If the answer is no, the backend skips the AI pipeline entirely and reuses the latest insight or a fallback response. No session. No screen time. No intent change. No AI call.

2) Event-Driven Triggers

The second layer checks whether there was a meaningful change at all. The trigger order is important:

Intent changed -> INTENT trigger
Screen time delta >= 30 minutes -> SCREEN_TIME trigger
Focus session delta >= 25 minutes -> SESSION trigger
No trigger -> reuse the existing insight

// detectTrigger()
// Priority 1: intent change
// Priority 2: screen time delta
// Priority 3: focus session delta

This alone removed a huge amount of unnecessary AI traffic.

3) Cooldown Window

Even if a trigger fires, the system should not generate a new response too frequently. I added a 30-minute cooldown.

Duration cooldown = Duration.ofMinutes(props.getCooldownMinutes());
if (!bypassCooldown && triggerState.getLastInsightAt() != null) {
    Duration elapsed = Duration.between(triggerState.getLastInsightAt(), Instant.now());
    if (elapsed.compareTo(cooldown) < 0) {
        return getLatestOrFallback(userId, type, today);
    }
}

Intent changes can bypass this cooldown because explicit user goal changes deserve fresh guidance.

4) Soft Daily Cap

The fourth layer is a per-user safety net.

long todayCount = insightRepository.countByUserIdAndDate(userId, today);
if (todayCount >= props.getSoftDailyCap()) {
    return getLatestOrFallback(userId, type, today);
}

Even if the user keeps triggering activity, no one gets more than 10 insights in a day. This keeps the system predictable and prevents runaway usage.

5) Global AI Call Guard

The final layer protects the whole server.

if (dailyAiCalls.get() >= props.getMaxAiCallsPerDay()) {
    log.warn("Soft AI guard triggered: limit reached. Using fallback.");
    isFallback = true;
}

This is the global circuit breaker. After 50 AI calls per day across all users, the system switches to a deterministic fallback generator. That means the app stays usable and costs stay under control.

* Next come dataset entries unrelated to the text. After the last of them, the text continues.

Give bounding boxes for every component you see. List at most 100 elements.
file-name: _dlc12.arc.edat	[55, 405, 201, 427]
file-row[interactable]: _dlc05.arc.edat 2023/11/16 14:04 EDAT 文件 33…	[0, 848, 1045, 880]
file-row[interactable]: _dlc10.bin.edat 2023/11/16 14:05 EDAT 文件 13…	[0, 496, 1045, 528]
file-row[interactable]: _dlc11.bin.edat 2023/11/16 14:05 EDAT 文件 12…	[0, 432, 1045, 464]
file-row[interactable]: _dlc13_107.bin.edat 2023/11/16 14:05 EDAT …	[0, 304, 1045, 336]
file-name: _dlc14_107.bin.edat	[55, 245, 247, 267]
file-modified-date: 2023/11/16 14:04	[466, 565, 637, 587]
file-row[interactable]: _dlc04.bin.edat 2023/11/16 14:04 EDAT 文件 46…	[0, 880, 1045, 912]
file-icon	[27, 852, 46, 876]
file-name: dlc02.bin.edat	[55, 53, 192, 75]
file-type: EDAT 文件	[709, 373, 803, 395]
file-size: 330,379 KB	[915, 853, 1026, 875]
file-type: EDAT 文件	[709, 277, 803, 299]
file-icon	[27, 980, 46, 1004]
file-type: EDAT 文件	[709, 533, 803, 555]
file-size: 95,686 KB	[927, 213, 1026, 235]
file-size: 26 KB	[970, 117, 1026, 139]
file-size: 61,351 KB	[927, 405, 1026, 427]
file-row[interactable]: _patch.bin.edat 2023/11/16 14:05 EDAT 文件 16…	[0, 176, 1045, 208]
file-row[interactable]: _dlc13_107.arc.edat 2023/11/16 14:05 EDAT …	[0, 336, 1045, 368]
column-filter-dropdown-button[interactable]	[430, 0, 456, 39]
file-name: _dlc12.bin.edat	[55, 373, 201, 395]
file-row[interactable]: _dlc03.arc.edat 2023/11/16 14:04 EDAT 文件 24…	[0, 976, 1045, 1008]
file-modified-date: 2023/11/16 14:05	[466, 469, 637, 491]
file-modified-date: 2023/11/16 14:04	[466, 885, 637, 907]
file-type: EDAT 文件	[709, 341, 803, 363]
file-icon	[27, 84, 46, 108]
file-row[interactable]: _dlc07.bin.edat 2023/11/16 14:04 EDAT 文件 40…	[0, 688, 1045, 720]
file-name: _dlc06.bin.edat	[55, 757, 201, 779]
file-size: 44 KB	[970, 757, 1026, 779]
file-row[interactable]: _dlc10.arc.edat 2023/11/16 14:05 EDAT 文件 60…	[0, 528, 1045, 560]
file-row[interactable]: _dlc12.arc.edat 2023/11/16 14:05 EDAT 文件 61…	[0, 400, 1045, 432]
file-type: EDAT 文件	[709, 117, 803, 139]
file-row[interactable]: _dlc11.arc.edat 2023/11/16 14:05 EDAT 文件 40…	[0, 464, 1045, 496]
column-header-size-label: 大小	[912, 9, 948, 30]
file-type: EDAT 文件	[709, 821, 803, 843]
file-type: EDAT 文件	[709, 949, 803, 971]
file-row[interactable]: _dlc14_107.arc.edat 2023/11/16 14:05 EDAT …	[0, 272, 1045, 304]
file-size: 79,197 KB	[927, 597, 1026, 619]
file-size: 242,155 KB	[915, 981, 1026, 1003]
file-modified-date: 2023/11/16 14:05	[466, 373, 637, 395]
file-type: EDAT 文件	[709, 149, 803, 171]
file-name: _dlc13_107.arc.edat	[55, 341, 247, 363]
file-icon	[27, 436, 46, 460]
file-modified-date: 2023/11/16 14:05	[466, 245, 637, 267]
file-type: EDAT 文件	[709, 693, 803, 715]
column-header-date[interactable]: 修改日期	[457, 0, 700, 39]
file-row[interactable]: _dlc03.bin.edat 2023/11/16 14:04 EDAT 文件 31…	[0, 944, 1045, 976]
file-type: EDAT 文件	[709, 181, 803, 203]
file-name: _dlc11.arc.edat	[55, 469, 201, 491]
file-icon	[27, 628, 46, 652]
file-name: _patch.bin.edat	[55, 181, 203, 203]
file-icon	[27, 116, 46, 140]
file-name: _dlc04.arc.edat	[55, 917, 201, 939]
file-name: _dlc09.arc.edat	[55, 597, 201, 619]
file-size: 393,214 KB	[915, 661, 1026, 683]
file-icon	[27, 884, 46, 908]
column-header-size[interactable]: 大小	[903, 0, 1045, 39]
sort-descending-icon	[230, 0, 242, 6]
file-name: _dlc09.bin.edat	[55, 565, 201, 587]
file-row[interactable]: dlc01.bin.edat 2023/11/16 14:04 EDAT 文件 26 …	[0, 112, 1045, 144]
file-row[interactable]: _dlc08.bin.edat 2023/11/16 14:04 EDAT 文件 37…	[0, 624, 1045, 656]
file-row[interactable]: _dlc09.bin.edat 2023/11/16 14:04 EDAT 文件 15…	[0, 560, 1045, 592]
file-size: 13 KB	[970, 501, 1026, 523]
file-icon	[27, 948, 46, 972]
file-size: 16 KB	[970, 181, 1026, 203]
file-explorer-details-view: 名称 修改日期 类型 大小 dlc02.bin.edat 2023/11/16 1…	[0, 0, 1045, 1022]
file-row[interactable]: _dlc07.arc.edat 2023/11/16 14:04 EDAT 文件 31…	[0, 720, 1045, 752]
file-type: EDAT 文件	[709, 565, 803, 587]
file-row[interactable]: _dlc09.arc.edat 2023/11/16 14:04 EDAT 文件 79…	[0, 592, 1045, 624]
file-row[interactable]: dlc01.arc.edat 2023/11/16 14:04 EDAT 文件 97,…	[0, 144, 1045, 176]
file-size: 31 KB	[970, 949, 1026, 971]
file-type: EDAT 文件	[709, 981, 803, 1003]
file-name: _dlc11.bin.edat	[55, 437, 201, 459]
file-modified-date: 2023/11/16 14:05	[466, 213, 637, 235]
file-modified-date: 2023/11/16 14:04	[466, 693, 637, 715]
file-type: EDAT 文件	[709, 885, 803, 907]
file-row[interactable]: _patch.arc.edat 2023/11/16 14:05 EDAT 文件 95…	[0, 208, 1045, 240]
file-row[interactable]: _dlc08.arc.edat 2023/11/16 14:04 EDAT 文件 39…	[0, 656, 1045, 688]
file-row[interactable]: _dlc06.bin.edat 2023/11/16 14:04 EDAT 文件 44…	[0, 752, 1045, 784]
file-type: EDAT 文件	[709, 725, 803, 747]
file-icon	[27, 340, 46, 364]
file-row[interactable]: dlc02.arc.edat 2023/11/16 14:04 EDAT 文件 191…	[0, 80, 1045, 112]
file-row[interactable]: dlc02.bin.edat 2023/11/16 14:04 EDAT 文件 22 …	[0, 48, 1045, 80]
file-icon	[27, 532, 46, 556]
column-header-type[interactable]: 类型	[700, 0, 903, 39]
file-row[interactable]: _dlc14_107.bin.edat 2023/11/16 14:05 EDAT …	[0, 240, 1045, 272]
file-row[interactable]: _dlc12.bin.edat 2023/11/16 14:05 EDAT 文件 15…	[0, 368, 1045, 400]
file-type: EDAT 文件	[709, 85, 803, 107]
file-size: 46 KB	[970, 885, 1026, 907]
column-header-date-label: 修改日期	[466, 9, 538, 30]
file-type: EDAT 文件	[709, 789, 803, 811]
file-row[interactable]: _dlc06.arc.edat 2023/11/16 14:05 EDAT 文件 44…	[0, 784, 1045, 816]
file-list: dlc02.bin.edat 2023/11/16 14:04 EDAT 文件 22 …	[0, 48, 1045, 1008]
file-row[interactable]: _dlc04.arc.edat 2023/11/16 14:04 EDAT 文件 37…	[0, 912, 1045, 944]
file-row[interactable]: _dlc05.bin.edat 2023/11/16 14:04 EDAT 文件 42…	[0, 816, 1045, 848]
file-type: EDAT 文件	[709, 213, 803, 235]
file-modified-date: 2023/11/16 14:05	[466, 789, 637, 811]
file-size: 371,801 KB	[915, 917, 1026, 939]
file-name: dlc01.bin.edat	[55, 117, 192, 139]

All Thresholds Are Externalized

The thresholds are not hardcoded. They live in configuration so the behavior can be tuned without changing code.

insight:
  session-delta: 25
  screen-time-delta: 30
  cooldown-minutes: 30
  soft-daily-cap: 10
  stale-reuse-threshold: 3
  max-ai-calls-per-day: 50
  freshness-window-hours: 8

That made the system much easier to adjust as usage patterns changed.

The Result

After the redesign:

AI calls dropped from around 100 per day to roughly 5 to 10
Gemini 429 errors disappeared
Most requests became fast database reads instead of network calls
The free tier became sustainable
The system became more deterministic and easier to debug

The biggest win was not just cost reduction. It was behavioral correctness. The AI now runs only when it actually adds value.

Engineering Lesson

AI should be the exception, not the rule.

A good backend does not ask the model to solve every request. It first decides whether the request is even worth sending to the model. That is where the real engineering happens: gating, thresholds, cooldowns, and fallback paths.

Once I stopped calling AI on every request, the entire system became calmer, cheaper, and more reliable.

That is the pattern I would use again.

Final Thought

If most requests can be answered by deterministic logic or cached state, do that first. Reserve AI for the moments where it truly matters.